Charkiw/Ag. Salzburg-Trainer Ricardo Moniz gibt sich keinen Illusionen hin. Vor dem heutigen Europa-League-Rückspiel der „Bullen“ bei Metalist Charkiw sprach der Niederländer von einer „Ein-Prozent-Chance“ auf den Aufstieg ins Achtelfinale. Die Absichtserklärungen beim personell dezimierten österreichischen Vizemeister nehmen sich dem Anlass entsprechend aus: sich gut verkaufen, das Gesicht wahren – und die theoretische Möglichkeit vielleicht doch noch nutzen.
Dafür wäre in der Ostukraine allerdings ein „Wunder“ nötig. Denn einen Vier-Tore-Rückstand aus einem Heimspiel hat in einem K.-o.-Duell des Uefa-Cups bzw. der Europa League noch kein Team wettgemacht.
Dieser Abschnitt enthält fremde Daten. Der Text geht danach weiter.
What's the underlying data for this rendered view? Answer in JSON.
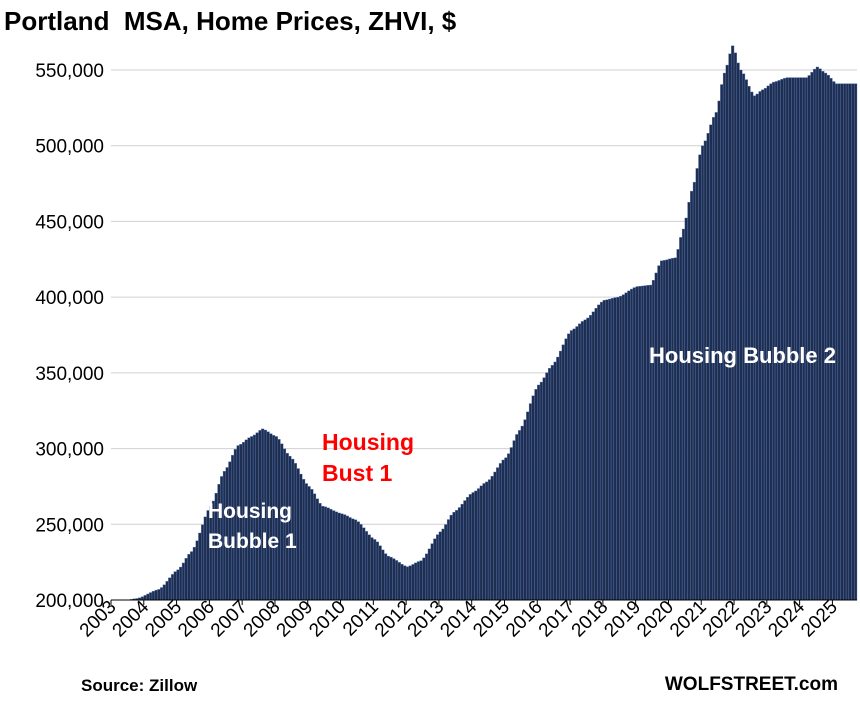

Die denkwürdigste Aufholjagd einer österreichischen Elf lieferte Rapid im Jahr 1985, als die Hütteldorfer im Viertelfinale des Cups der Cupsieger trotz eines Drei-Tore-Rückstandes gegen Dynamo Dresden dank eines 5:0-Heimerfolges noch weiterkamen.
Moniz gab sich freilich professionell. „Wir gehen mit der Einstellung ins Spiel zu gewinnen“, erklärte der Trainer. „Wir wollen uns revanchieren und unser wahres Gesicht zeigen.“ Bei diesem Vorhaben stehen dem 47-Jährigen allerdings nicht alle Akteure des großen Kaders zur Verfügung. Besonders schwer wiegt der Ausfall von Mittelfeldmotor Christoph Leitgeb, zudem fehlen der durch Gelb gesperrte Stürmer Stefan Maierhofer sowie der verletzungsanfällige Defensivakteur David Mendes.